Belfast Telegraph

GAA referee Patrick Francis McQuillan sentenced to 11 years for sexual abuse of six children

By Michael Donnelly

A well-known Co Antrim GAA referee has been jailed for a total of 11 years for the sexual abuse of six youngsters stretching from the early 1980s to March 2000.

Judge Gordon Kerr QC told father-of-four Patrick Francis McQuillan that he was passing consecutive sentences because in his view "it is entirely appropriate... to reflect the totality of your offending" which represented a sustained "course of sexual offending over a significant period of years with multiple victims".

"As I have stated before, this is a serious case involving the abuse and corruption of young children by a mature man who stood in a position of trust.

"That breach is a gross breach... and your abusive behaviour continued for nearly 20 years and you took advantage not only of your family, but your social contacts with children to satisfy your illegal desires," the Antrim Crown Court judge also told the 62-year-old.

McQuillan, from Moyle Avenue, Ballycastle, convicted last month of 38 offences ranging from indecent assault, gross indecency and other serious assaults on two of his victims, used his position as a scoutmaster, a member of the St John Ambulance and as a part-time fireman to abuse the young boys.

Judge Kerr, who also put McQuillan on the Sex Offenders' Register for life, banned him from working with children or vulnerable adults and made him the subject of a Sexual Offences Prevention Order for the next 15 years.

As Judge Kerr detailed the abuse of each of the victims, he said they had been left with "adjustment disorders", and he "noted that in each case there was a damaging effect upon the victims", a finding which was "inevitable" having regard to McQuillan's abuse which he still "resolutely" refused to acknowledge.

McQuillan's trial had heard that over the years he had abused his victims either in his or their homes, and some of his victims were regularly abused for a number of years. The abuse, it was said, followed a similar pattern, and often started with McQuillan touching his victims over their clothing. However, it progressed to where he touched them, and or, tried to get them to touch him.

Judge Kerr said in one case McQuillan, who knew his victim through scouting, indecently assaulted him while on the pretext of teaching him to swim.

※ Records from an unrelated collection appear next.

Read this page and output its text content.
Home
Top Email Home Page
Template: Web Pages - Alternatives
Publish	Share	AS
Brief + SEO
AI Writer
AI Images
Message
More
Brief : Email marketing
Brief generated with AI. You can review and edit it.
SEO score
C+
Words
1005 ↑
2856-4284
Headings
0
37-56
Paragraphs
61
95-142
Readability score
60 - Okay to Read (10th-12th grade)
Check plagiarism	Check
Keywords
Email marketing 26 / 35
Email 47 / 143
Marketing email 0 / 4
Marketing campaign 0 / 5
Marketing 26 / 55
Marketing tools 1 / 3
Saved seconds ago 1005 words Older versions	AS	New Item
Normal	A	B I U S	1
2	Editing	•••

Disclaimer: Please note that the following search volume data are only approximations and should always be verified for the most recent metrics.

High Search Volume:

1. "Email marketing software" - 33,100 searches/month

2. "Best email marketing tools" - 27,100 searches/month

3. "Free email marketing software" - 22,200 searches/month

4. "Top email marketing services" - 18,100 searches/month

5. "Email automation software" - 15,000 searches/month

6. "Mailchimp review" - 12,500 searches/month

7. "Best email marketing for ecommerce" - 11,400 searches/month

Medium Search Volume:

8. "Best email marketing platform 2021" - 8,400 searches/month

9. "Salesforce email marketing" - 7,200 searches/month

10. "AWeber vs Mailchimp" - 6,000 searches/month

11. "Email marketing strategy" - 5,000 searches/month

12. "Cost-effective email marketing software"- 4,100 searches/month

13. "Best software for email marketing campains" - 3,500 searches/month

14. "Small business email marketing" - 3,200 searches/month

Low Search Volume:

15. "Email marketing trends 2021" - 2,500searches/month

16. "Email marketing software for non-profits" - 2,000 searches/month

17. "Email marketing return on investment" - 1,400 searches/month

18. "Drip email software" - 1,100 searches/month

In two other cases assaults took place while either showing his victims his St John Ambulance equipment, or pretending to demonstrate how to stop bleeding.

McQuillan originally faced a total of 51 child sex abuse charges involving seven complainants.

Last month a jury of seven men and five women, who spent more than six hours deliberating over two days, acquitted him of indecently assaulting one complainant, a girl. They also failed to reach verdicts in two other counts. They were allowed to remain on the books.

However, McQuillan was convicted either on unanimous or majority verdicts of sexually abusing all six of his male victims from when they were youngsters until they were in their teens. In addition to acquitting him of indecently assaulting the girl, he was also cleared of 10 other charges involving five of his male victims.

Defence barrister Brian McCartney QC said McQuillan had a clear criminal record and that there was "no allegation of violence from any of the complainants", nor any "allegations of threats, blackmail or coercion".

Mr McCartney said: "It is one of the ironies and a sad aspect of this case that this was a man who was genuinely acknowledged as a man who had the interests of his community at heart."

However, his convictions had now put a "stain on this man's otherwise impeccable character", and that prison, given his age and failing health, "will pose an element of hardship".